Mataram (ANTARA) - Pemerintah Kabupaten Lombok Timur, Nusa Tenggara Barat (NTB) menjalin kesepahaman bersama lembaga Majelis Adat Sasak Paer Timuq untuk mengatur tradisi 'nyongkolan' agar tidak mengganggu kenyamanan masyarakat.
"Pengaturan nyongkolan ini dipandang sebagai langkah bersama dalam menjaga kamtibmas dan cara memajukan sektor pariwisata," kata PJ Bupati Kabupaten Lombok Timur HM Juaini Taofik saat acara penandatanganan piagam pengaturan nyongkolan di Lombok Timur, Selasa.
Nyongkolan adalah sebuah tradisi lokal di Lombok, dimana sepasang pengantin di arak beramai-ramai seperti seorang raja menuju rumah pengantin wanita.
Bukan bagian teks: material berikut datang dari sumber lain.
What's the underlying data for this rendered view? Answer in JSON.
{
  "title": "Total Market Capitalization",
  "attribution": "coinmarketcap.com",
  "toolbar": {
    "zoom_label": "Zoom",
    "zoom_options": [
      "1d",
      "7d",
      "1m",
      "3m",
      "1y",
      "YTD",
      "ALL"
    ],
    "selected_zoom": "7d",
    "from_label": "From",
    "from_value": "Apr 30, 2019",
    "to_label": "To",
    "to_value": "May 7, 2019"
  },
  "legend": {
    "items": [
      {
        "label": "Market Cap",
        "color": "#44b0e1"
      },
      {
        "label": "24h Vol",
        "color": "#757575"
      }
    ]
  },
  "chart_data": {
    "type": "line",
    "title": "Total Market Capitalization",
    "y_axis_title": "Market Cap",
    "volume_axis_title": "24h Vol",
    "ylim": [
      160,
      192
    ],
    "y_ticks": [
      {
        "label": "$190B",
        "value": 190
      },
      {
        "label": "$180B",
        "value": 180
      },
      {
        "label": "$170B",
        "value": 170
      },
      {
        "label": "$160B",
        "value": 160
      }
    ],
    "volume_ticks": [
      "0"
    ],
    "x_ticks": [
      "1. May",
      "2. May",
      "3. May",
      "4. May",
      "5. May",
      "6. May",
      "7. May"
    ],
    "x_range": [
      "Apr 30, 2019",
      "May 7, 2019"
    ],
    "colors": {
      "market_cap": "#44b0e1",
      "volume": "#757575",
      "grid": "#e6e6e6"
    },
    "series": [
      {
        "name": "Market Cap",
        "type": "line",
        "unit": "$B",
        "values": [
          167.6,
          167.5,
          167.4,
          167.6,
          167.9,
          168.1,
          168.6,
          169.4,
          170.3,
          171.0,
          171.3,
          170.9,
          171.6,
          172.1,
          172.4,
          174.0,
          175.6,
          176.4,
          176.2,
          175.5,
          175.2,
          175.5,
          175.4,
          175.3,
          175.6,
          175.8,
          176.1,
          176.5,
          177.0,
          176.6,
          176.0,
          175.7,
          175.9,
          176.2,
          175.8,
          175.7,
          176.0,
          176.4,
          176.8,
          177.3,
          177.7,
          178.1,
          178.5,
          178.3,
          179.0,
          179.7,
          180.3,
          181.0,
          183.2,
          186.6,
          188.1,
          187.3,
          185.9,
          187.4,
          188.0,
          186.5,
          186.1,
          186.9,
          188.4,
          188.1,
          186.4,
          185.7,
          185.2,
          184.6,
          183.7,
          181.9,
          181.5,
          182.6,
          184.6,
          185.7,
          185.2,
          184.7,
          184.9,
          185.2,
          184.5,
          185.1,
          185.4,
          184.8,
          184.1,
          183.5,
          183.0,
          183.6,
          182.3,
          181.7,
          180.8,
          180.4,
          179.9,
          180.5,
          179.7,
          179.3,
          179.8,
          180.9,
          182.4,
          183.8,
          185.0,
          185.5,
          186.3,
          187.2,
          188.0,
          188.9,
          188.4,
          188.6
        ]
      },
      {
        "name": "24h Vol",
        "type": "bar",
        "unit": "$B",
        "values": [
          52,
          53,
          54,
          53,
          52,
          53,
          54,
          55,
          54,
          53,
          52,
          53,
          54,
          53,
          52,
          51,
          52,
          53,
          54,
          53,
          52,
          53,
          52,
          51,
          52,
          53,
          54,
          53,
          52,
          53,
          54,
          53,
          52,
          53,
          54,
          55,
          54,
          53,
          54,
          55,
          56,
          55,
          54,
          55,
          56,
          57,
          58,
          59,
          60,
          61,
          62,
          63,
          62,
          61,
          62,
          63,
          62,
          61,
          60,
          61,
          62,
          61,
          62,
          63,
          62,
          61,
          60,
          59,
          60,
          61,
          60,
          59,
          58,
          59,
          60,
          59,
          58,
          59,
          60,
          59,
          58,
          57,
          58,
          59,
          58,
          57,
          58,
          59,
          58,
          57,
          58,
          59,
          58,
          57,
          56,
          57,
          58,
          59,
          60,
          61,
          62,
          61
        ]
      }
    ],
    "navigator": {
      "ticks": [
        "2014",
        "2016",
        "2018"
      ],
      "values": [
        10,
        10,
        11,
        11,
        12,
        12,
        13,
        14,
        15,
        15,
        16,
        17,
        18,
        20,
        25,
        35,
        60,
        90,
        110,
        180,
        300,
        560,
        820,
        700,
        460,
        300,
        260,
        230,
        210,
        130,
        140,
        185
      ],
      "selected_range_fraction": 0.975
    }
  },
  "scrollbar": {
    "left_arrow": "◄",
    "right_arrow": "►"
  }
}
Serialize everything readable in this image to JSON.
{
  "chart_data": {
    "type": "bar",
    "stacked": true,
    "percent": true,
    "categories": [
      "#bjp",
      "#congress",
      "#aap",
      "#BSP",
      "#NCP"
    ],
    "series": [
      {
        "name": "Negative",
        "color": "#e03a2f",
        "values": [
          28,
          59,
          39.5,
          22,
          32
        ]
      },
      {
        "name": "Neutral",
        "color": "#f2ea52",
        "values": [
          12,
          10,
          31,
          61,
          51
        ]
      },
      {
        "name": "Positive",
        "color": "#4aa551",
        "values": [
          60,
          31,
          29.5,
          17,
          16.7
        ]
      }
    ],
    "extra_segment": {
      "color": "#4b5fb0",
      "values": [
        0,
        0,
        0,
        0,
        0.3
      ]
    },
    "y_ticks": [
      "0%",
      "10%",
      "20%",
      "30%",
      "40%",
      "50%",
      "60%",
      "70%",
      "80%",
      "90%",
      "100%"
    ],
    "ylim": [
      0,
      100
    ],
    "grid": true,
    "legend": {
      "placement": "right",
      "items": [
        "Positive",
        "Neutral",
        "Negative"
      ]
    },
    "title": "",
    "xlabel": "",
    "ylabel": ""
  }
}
Kegiatan tradisi nyongkolan yang dilakukan masyarakat saat ini dinilai mengganggu arus lalu lintas, sehingga perlu diatur dalam mewujudkan ketertiban lalu lintas di jalan raya.
"Banyak masyarakat yang senang dan bangga ketika melihat nyongkolan, tetapi ada juga yang mengejar waktu, senang menonton tetapi terlambat sampai tujuan," katanya.
Baca juga: Acara "nyongkolan" biang kemacetan
Oleh karena itu, momen Hari Ulang Tahun (HUT) Adat Sasak ini, dapat terjalin komunikasi yang baik antara pemerintah daerah, aparat TNI-Polri dengan pemangku adat dan masyarakat pengguna Gendang Beleq, sehingga ketertiban di jalan dapat tercipta ketertiban.
"Nyongkolan dan gendang beleq (Musik Tradisional) juga salah satu instrumen yang mampu memajukan sektor pariwisata, namun pola penyajian yang saat ini digunakan dirasa belum optimal," katanya.
Ia mencontohkan mengapa pariwisata di Bali lebih bagus dari NTB padahal dari segi pantai jauh lebih bagus di NTB, dari masyarakat dan kuliner juga tidak kalah.
"Ternyata yang membedakan itu di Bali lebih atraktif dan tertib pagelaran budaya ketimbang di Lombok,” katanya.
Baca juga: Wow kirab pemuda Nusantara di Lombok dimeriahkan tradisi "nyongkolan"
Sehingga regulasi yang dibuat ini setidaknya dapat melestarikan budaya tradisi nyongkolan dan menciptakan keamanan dan kenyamanan di masyarakat dalam mendukung kemajuan sektor pariwisata di Lombok Timur.
"Tantangan yang dihadapi itu harus bisa diatasi dan meningkatkan pembangunan daerah,” katanya.
Baca juga: PDIP Kritisi Kebijakan Gubernur NTB terkait `Nyongkolan`
Adapun piagam gendang beleq yang ditandatangani bersama berisi tentang aturan adalah patuh terhadap UUD 1945 dan Pancasila, patuh terhadap hukum dan perundang- undangan yang berlaku di Indonesia, patuh kepada Peraturan Daerah Provinsi Nusa Tenggara Barat (NTB) nomor 06 tahun 2021 tentang Pemakaian Jalan Untuk Kepentingan Masyarakat.
Kemudian iringan gendang beleq mulai menabuh dan melangkah maksimal 700 meter ke tempat tujuan acara. Apabila melakukan variasi gendang beleq maksimal dua kali sampai pada tempat tujuan acara, apabila terdengar suara azan terdekat, maka tabuh gendang beleq harus dihentikan.
Menggunakan nada tabuh yang sama jika bertemu dengan sesama gendang beleq lainnya, ketua gendang beleq berkomunikasi dengan kepala aparat pengamanan atau kepolisian.